Oliver Sheridan, Teagasc forestry researcher, demonstrating grafting and budding techniques to attendees during the workshop at Teagasc Ashtown Research Centre, Dublin

Fight back against ash dieback under way

While John Spink admits the current position of our native ash remains “grim”, he is determined to remain optimistic that stocks can recover in the future. John is the head of the Teagasc Crops, Environment, and Land Use Programme, and is working alongside not just his Irish colleagues, but international experts in trying to chart a way out of the dieback morass.

Optimism is hard to maintain however at this time of year when the full extent of the dieback problem is at its most glaring.

“At this stage it’s probably everywhere,” says John of the fungal pathogen Hymenoscyphus fraxineus responsible for ash dieback.

"I drive around the country and you see dead and dying ash trees all over the country. I don’t think there’s anywhere that’s escaped it, and even if there are some very very isolated trees that have escaped, I’m sure they will eventually spread.

“The literature says the spores can travel up to 35km. It would have to be a very isolated ash tree to avoid that.”

Ironically it’s that working assumption that every mature ash tree has been exposed to the fungal spores that is the source of the Teagasc optimism.

“There’s going to be a very small percentage of the current ash trees that live - it’s what we expect,” says John.

Healthy

While the percentage of trees which may be resistant currently remains unknown, John outlines, “certainly people are estimating it’s less than one per cent”.

“A lot of the work done currently is to identify trees that are healthy and surrounded by otherwise unhealthy trees, and to then try to propagate those and to test them and see if they really are resistant. Because obviously the last thing you want to do is think that you have found some resistant trees and to start planting them up again, only to find in a few years’ time they are not as resistant as you thought, and have them die again.”

Teagasc staff have thus found some apparently healthy trees within their own stands containing lots of different varieties and strains of ash, and which are otherwise full of ash dieback.

“If people have very healthy ash trees they should keep an eye on them - certainly don’t cut them down, because they may have the odd resistant one,” says John, recommending they inform Teagasc’s forestry department.

Using cuttings carefully removed from the seemingly healthy ash, Teagasc, and their Swedish counterparts Skogforsk recently hosted a two-day workshop on methods of propagating ash for future restoration,appropriately enough it was held at the Ashtown Research Centre.

Representatives of both academia and industry from seven European countries attended and participated in the important workshop. It also included visits to the two Ash gene-banks established at the Teagasc Oak Park Research Centre in Carlow, and the Phoenix Park, Dublin.

The genetic make-up appears to hold the secret to some of these dieback resistant ash trees.

“They have something in their DNA that means that the disease either can’t infect them, or if it does infect them, it doesn’t multiply and prosper, but I don’t think anyone knows what the mechanisms is yet. That’s some of the work that’s going on,” says John.

Occasional resistance to the disease is not an Irish phenomenon.

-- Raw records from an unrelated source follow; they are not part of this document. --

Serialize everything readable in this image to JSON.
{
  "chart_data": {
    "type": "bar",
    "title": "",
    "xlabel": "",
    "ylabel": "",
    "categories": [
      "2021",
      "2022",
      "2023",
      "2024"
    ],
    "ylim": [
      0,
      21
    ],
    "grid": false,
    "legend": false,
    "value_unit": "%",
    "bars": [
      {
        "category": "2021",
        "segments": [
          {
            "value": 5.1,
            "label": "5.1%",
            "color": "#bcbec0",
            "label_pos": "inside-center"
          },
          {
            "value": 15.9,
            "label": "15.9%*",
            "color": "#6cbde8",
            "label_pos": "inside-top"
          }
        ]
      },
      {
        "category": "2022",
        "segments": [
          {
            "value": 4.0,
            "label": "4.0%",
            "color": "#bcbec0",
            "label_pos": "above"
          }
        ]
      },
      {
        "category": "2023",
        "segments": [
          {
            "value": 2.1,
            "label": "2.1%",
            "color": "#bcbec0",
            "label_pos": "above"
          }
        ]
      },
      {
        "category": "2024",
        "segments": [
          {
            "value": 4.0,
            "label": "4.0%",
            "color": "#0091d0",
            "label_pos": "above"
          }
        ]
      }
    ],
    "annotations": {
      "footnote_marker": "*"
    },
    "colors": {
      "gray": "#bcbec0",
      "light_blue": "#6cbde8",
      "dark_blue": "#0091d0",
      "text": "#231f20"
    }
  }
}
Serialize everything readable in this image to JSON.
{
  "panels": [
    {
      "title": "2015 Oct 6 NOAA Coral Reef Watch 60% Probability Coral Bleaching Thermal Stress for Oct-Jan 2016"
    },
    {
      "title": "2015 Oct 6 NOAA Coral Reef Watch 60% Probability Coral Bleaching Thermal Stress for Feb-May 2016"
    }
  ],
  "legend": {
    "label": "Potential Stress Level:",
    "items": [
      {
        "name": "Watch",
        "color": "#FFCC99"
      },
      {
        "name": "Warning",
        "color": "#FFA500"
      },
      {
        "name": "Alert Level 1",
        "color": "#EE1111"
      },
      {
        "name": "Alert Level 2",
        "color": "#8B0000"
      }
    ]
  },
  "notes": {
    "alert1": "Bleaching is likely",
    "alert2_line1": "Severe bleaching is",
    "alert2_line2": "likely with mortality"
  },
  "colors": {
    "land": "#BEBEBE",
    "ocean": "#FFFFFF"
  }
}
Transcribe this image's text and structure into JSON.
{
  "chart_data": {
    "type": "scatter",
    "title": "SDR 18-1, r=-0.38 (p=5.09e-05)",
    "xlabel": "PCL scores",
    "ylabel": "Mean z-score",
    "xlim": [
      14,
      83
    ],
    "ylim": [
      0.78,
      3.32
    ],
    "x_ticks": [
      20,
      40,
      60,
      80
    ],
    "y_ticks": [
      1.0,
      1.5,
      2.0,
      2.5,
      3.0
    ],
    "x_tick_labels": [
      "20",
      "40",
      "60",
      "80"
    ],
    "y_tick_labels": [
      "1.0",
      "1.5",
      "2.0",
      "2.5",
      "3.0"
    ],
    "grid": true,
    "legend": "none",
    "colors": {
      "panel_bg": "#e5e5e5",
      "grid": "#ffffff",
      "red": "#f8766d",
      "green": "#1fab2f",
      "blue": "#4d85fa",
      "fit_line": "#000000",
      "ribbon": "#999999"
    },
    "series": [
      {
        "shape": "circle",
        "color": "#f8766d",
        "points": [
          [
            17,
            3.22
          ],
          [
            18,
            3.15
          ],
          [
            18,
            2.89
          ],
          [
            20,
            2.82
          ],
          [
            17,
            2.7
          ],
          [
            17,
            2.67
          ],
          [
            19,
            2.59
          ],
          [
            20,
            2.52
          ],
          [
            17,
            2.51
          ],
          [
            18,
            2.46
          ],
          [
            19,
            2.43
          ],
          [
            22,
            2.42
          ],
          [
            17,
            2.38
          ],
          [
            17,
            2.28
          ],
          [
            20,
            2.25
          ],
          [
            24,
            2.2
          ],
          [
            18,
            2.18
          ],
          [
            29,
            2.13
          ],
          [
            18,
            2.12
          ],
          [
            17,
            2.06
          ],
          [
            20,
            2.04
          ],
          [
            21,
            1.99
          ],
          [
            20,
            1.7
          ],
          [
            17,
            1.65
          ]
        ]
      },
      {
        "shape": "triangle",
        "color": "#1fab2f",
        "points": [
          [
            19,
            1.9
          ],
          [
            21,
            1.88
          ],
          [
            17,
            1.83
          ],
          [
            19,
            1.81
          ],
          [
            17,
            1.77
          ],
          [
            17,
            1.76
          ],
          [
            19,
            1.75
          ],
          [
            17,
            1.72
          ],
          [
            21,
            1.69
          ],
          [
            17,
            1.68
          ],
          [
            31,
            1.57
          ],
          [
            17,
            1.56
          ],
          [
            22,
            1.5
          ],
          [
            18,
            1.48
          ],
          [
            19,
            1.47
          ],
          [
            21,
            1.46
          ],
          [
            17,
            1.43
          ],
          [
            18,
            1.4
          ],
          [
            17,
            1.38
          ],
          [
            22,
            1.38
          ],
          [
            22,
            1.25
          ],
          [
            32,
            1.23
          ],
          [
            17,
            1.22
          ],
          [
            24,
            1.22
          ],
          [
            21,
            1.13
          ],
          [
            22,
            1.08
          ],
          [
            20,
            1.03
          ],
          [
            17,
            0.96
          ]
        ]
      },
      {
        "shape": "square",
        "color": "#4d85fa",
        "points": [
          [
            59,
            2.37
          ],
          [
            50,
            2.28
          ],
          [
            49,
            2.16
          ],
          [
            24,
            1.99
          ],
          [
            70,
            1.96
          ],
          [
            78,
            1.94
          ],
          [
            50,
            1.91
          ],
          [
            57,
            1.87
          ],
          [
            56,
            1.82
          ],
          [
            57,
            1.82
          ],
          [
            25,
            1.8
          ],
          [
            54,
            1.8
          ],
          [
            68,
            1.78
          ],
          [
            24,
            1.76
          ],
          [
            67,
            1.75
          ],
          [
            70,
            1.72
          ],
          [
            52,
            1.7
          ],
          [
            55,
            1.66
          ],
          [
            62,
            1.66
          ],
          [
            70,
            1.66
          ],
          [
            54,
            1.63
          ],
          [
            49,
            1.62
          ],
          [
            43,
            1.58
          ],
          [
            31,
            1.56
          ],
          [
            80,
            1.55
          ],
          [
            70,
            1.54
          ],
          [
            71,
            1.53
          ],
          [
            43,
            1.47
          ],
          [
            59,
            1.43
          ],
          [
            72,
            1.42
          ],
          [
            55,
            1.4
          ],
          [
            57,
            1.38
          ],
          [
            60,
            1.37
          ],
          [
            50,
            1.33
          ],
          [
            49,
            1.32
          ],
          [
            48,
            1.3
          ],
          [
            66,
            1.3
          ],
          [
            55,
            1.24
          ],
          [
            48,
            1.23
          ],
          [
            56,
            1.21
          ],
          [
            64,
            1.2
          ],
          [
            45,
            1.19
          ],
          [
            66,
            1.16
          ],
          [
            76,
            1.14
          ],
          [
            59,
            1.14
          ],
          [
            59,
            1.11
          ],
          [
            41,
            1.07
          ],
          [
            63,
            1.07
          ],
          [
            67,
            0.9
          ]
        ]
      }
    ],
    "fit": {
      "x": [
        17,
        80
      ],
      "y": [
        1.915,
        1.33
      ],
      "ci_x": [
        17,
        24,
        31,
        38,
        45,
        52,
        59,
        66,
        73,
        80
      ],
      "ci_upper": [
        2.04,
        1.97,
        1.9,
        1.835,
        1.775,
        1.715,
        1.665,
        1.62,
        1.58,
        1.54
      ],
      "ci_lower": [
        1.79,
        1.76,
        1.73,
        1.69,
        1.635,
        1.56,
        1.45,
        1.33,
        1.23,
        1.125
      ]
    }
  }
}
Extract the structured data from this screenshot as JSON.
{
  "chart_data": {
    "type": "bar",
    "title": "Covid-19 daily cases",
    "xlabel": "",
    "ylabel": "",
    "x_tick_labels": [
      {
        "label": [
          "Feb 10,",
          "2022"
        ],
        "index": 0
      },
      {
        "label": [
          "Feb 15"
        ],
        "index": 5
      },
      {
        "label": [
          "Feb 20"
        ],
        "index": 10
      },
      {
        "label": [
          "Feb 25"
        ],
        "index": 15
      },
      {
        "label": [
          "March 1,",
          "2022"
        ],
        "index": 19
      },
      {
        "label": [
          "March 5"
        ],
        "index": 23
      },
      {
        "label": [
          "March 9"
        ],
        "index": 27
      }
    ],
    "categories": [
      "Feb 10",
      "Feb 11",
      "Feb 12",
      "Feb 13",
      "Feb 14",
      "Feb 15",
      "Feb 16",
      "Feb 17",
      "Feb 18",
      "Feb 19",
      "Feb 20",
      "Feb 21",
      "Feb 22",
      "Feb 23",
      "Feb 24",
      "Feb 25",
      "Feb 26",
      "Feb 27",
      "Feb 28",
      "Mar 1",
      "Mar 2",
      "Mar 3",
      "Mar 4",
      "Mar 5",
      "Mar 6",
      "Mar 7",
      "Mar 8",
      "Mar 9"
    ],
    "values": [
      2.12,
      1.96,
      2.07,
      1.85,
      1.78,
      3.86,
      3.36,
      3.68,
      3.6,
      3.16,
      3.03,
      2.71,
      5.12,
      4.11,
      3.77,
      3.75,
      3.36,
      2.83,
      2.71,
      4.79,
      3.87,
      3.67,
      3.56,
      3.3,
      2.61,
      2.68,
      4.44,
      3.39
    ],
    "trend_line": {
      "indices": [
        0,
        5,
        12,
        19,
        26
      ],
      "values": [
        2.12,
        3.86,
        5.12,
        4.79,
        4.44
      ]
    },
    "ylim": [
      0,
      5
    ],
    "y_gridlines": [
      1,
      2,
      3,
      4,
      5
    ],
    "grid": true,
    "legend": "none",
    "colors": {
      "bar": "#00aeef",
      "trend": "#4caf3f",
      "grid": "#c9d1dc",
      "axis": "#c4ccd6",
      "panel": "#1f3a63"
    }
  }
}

“Dieback is a relatively new in Ireland but it has come over from Eastern Europe, so they have been working on it much longer over there, and they have some lines which are still surviving, so we have some material that has come in from elsewhere in Europe that appears to be resistant there.”

Elms

The concepts applied to help restore our ash population is significant for another native tree - Wych elm (Ulmus glabra) – which was similarly decimated by Dutch elm disease. First detected in Europe in 1967 the disease swept across the continent in the 1970s. By 1990, most elm trees in Europe were dead.

“I think people would be surprised that we still have some elms in the country despite the Dutch elm disease,” he emphasises.

“They’ve only just realised that in the UK as well. So they have started collecting samples of those elm trees that are still alive and hopefully, if they are resistant, they are going to start propagating them and start re-establishing elms. I expect the same thing will happen with ash.”

Dheeraj Rathore, Teagasc Tree Improvement Researcher, is commencing the newly established elm project in Ireland.

Returning to ash, John is measured when it comes to assessing the hope for the species.

“We have to be optimistic. If we thought it was a hopeless case we wouldn’t put all the effort in, so we do believe that we can find multiply ash that will eventually survive despite dieback – how long it will take us, I couldn’t say.”

He said if they did find a strain of ash they had confidence in, they would remain cautious.

“We would be quite cautious about multiplying it up and encouraging people to plant it unless we were assured it was resistant – and it would still be resistant in 20 and 30 years time.”